Poirot considered the lengths to which one might go for one's brother, and he could see Meredith Blake being a dragon where his brother was concerned. How far might he go to ensure Carla Lemarchant did not move the case further? It was better to remove temptation from him also.

"I think I understand, M. Blake. I feel I should set your mind further to rest. The police, and especially the courts, they like not the theories, the inferences, the subtle psychologies. It is too abstract for them. They like their witnesses and dregs of poisons. There are none of these in this case, beyond the ones that have already convicted Carla Crale. Even if Mlle.
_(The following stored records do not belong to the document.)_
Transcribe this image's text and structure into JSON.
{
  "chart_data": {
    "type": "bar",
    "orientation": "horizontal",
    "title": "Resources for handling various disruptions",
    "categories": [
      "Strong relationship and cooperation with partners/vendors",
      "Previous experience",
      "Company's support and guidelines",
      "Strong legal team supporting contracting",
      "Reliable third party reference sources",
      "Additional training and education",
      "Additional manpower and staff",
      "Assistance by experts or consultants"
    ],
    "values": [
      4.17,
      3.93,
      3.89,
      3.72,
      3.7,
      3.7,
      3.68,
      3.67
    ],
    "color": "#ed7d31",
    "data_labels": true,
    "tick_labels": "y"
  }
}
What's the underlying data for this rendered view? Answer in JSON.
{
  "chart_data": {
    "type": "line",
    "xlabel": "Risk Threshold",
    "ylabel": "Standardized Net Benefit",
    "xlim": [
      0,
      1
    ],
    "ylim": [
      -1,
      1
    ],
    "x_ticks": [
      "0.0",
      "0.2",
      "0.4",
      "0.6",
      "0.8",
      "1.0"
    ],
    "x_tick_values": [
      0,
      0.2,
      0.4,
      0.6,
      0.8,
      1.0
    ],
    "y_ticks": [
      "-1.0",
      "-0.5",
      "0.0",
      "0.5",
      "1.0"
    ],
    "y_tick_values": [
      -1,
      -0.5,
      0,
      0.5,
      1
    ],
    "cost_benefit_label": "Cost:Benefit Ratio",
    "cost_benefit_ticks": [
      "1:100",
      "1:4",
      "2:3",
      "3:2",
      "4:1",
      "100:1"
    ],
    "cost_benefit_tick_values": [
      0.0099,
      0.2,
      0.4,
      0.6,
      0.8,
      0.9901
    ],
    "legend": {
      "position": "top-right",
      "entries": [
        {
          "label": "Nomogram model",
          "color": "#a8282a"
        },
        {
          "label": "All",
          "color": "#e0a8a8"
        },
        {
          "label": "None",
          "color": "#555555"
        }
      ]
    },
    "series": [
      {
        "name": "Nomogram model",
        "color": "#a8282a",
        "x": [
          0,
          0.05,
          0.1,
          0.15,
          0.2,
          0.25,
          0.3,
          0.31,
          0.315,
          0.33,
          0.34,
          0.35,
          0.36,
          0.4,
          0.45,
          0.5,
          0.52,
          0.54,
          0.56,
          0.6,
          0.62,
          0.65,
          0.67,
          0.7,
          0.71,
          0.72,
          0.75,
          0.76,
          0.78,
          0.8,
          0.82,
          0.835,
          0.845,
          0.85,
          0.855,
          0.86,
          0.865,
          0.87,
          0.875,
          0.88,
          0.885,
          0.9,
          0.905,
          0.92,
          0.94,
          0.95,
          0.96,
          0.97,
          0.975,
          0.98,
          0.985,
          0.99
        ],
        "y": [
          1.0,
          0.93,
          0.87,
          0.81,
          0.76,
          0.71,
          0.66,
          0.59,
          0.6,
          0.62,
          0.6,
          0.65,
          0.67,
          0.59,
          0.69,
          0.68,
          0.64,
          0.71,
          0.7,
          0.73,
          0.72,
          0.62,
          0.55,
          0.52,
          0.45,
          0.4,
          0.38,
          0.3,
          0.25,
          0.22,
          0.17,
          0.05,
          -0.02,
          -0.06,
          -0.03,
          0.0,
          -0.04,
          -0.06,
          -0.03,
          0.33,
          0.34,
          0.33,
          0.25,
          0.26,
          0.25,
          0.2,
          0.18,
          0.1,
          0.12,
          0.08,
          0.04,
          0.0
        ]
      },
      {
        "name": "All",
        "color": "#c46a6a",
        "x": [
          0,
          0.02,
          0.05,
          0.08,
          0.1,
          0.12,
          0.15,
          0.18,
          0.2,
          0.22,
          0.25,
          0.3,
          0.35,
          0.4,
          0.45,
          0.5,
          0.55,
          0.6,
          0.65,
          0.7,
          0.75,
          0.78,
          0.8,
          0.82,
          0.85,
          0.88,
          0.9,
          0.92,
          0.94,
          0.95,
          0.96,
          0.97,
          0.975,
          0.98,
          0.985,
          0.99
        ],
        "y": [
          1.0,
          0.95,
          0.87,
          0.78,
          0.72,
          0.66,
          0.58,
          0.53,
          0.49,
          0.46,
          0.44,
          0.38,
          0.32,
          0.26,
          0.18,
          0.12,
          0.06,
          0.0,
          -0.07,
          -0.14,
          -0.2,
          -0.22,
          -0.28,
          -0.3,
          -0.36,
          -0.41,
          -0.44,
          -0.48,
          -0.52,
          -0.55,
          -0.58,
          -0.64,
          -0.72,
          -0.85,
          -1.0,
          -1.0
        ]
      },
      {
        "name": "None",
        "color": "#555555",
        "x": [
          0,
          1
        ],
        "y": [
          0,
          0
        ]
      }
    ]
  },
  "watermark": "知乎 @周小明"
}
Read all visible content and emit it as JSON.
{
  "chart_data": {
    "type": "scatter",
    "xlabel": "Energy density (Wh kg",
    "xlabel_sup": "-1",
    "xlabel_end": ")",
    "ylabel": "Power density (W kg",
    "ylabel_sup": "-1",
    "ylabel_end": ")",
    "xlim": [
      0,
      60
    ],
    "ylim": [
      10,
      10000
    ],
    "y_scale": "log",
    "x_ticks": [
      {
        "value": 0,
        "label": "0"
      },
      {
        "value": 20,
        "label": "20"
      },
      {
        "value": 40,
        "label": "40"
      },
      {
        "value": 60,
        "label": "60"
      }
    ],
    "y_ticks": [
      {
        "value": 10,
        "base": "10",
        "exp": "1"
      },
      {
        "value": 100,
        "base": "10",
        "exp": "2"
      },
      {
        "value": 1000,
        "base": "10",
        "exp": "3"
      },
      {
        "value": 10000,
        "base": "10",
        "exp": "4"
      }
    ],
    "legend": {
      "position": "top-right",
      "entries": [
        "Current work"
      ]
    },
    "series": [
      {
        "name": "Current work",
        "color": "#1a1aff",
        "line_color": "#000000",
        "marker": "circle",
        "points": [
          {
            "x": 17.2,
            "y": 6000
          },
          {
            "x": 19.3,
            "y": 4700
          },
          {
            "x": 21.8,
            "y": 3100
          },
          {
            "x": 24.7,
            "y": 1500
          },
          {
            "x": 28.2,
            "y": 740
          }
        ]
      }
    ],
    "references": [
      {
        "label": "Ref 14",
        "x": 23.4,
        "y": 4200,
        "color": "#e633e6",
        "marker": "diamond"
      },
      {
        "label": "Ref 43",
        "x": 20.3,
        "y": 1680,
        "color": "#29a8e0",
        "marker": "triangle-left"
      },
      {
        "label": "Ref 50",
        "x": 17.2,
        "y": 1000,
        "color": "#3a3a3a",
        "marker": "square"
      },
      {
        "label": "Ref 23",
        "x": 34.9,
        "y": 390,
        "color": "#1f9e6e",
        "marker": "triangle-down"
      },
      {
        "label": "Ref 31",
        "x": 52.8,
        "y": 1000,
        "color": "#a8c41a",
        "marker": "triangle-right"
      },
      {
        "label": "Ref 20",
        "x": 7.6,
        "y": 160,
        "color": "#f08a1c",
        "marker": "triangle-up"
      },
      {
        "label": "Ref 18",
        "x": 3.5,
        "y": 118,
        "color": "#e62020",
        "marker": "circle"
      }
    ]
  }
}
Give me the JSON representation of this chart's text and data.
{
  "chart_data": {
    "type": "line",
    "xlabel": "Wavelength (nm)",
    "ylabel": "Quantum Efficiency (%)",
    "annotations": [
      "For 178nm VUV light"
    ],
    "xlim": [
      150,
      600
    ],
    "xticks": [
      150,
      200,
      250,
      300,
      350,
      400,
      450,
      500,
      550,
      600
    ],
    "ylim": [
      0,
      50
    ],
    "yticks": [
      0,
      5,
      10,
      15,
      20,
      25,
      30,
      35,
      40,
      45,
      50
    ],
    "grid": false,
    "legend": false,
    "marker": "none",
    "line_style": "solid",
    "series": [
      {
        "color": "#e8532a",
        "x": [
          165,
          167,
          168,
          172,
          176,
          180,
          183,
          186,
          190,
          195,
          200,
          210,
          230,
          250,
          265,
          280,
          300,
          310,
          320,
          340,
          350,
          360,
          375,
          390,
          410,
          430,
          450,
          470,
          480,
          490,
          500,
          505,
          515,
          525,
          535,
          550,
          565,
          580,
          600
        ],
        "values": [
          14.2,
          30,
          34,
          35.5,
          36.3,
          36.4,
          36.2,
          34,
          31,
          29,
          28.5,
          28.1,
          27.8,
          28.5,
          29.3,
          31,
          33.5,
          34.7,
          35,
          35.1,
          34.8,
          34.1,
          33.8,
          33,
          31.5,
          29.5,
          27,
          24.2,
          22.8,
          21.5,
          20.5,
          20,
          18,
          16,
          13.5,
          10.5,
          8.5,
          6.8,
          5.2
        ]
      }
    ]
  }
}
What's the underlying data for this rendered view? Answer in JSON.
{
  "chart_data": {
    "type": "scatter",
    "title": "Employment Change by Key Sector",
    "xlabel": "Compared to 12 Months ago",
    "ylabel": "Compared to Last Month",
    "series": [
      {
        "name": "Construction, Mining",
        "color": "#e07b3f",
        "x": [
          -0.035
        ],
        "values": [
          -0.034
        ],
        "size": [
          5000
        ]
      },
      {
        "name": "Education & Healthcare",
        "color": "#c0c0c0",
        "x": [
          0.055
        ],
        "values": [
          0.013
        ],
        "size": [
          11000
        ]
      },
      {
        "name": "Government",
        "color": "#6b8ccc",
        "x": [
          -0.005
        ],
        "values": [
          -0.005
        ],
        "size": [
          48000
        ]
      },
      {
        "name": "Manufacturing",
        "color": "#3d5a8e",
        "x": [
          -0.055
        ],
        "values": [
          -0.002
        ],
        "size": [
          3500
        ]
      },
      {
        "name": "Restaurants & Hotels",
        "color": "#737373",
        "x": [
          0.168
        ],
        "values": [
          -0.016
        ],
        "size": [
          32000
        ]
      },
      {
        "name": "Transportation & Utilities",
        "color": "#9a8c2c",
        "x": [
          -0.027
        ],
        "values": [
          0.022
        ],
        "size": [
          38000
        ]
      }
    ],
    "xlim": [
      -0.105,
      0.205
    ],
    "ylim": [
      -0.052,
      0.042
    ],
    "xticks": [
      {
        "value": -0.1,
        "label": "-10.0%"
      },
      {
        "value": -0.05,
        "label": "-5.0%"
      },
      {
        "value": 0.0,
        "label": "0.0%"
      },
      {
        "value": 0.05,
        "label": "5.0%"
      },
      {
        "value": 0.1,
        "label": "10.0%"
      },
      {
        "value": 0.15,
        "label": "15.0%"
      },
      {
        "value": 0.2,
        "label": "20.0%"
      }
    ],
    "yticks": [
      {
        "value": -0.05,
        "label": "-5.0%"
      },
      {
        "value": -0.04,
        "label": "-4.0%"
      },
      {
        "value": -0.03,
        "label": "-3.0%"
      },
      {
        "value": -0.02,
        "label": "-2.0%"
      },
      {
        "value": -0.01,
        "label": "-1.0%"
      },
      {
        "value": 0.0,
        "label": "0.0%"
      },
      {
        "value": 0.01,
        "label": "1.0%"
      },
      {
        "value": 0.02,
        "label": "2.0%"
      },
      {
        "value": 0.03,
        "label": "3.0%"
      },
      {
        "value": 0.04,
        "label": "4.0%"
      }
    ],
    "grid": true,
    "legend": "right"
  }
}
Lemarchant tries to get the case reopened," Poirot did not tell the man that if she thought of it, Lady Dittisham might also try to do that if just to allieviate the emptiness she felt, "no court in Britain would hear her."

"You are sure, Mr. Poirot?

"Oui. Bien sûr."

"Thank you, Mr. Poirot." Meredith picked up his walking stick, and moved to end the interview. "I trust you will understand my meaning when I say it has been a pleasure to meet you again, and yet I hope our paths will not cross again."

"Of course, M. Blake. I think you may be safe in that also, unless we happen to pass at Lady Lytton-Gore house."

"Thank you again, Mr. Poirot." With that Meredith Blake left Poirot's consulting rooms and so ended Poirot's involvement with the tragic case of Caroline Crale.